Back in the day, blogging was a place to fire off short- (but longer than 280 characters) to-medium length posts on a semi-regular basis. Each post had a title and I actually spent not a little time crafting each one.
Then along came social media. And especially Twitter.
The lure of social media in the early days was the fact that you weren’t expected to write a novel. It was just a quick blurb about what you were doing, or what you were thinking, or how you felt, and then you moved on. And trust me, for someone with three small children, that was about as much interaction as I could handle in 2008.
But in the intervening years, things started to turn on social media. Twitter became less of a place to share your latest meal and more of a place to vent your spleen. And to be attacked by random strangers who would then cause a pile on. And Facebook changed from being a place to share cat videos and funny stories about your kids to a place of disinformation and indoctrination, eventually leading to the election of a certain former and maybe future President.
So, with the threat of Elon Musk taking over Twitter (or not, we will see at this point) and turning it into even more of a free-speech oasis, the time felt right to put out a new kind of blog.
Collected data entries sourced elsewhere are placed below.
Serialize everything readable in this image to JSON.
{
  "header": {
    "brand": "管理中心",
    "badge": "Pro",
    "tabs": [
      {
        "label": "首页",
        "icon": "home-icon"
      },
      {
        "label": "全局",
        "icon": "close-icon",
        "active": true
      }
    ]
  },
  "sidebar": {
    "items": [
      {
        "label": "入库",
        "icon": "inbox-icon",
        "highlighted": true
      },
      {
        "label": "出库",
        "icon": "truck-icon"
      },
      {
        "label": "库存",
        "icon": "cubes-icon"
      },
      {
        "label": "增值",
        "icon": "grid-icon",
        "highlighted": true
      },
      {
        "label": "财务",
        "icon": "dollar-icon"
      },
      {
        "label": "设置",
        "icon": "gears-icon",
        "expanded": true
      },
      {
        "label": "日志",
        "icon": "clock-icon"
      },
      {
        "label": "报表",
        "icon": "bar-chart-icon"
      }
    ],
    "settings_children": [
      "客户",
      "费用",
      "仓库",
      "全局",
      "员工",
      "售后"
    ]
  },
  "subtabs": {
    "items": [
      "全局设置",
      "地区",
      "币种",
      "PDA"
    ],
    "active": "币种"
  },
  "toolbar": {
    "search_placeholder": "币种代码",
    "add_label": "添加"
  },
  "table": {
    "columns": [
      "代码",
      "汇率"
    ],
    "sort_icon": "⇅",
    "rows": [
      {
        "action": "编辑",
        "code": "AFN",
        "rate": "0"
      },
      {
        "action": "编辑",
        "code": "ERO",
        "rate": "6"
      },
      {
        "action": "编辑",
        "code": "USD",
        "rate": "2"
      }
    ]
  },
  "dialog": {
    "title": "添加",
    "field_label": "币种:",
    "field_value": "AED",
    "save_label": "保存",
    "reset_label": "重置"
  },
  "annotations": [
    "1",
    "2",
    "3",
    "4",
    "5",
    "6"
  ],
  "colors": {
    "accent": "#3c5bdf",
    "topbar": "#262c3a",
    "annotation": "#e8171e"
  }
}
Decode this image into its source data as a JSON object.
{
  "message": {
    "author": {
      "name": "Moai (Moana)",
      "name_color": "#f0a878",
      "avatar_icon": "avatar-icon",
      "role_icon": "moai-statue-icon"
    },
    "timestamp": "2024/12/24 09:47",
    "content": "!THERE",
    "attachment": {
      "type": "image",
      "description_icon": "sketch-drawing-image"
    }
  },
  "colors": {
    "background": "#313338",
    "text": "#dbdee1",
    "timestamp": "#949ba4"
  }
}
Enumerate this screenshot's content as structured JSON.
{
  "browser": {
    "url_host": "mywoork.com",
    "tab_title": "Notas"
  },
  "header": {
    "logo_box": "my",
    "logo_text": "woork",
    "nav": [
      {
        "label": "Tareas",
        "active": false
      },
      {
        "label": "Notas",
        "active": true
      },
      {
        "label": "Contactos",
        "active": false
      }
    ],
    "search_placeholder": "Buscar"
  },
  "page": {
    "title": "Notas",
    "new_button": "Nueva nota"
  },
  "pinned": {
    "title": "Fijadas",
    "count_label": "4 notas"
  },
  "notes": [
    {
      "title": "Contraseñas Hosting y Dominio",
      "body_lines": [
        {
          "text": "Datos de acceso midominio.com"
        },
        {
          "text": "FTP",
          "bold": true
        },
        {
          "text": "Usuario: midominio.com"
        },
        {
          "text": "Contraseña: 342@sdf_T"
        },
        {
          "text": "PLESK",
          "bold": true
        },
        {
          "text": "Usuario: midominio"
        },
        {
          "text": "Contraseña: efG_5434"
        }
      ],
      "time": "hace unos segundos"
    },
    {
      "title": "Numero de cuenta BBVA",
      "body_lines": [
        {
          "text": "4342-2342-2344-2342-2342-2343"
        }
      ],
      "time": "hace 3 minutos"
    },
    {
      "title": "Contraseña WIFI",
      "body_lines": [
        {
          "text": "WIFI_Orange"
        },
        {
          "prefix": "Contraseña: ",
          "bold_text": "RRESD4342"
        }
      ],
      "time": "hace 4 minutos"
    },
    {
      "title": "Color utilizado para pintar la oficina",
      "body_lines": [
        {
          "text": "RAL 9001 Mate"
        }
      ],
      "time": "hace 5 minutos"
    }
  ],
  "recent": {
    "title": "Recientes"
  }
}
Dave Winer, as he has done several times in my blogging career, sparked the idea for this blog with his Drummer software. Instead of needing to carefully craft a post, he blogs in real time. Each day starts at the top of the page and short-to-medium length blurbs get added (and sometimes reorganized) as the day goes on. And I tried to make Drummer work, because it is a superior writing environment, but I couldn’t host it myself.
So I turned back to my old friend, WordPress. And found that I could more or less make it work with my handy markdown editor, Ulysses, and by making the title of my post today’s date. I could then just leave my editor open during the day and publish short (or medium) blurbs as the day went on.
I look at this blog as an intermediate step between Twitter and blogging like you see on most WordPress sites, Medium, and newsletters like Substack. It’s a place for me to vent throughout the day, although hopefully with a kinder tone than I had on social media. And the lack of comments is glorious. Twitter was always a place for me to scream into the void (because nobody was listening), so now I’m formally screaming into the void.
And I also am looking at this as a place to set up my legacy. Maybe one day my kids will manage to glean something about me that they will think is funny, or interesting, or maybe even disturbing.
But if nothing else, it’s good therapy to scream into the void.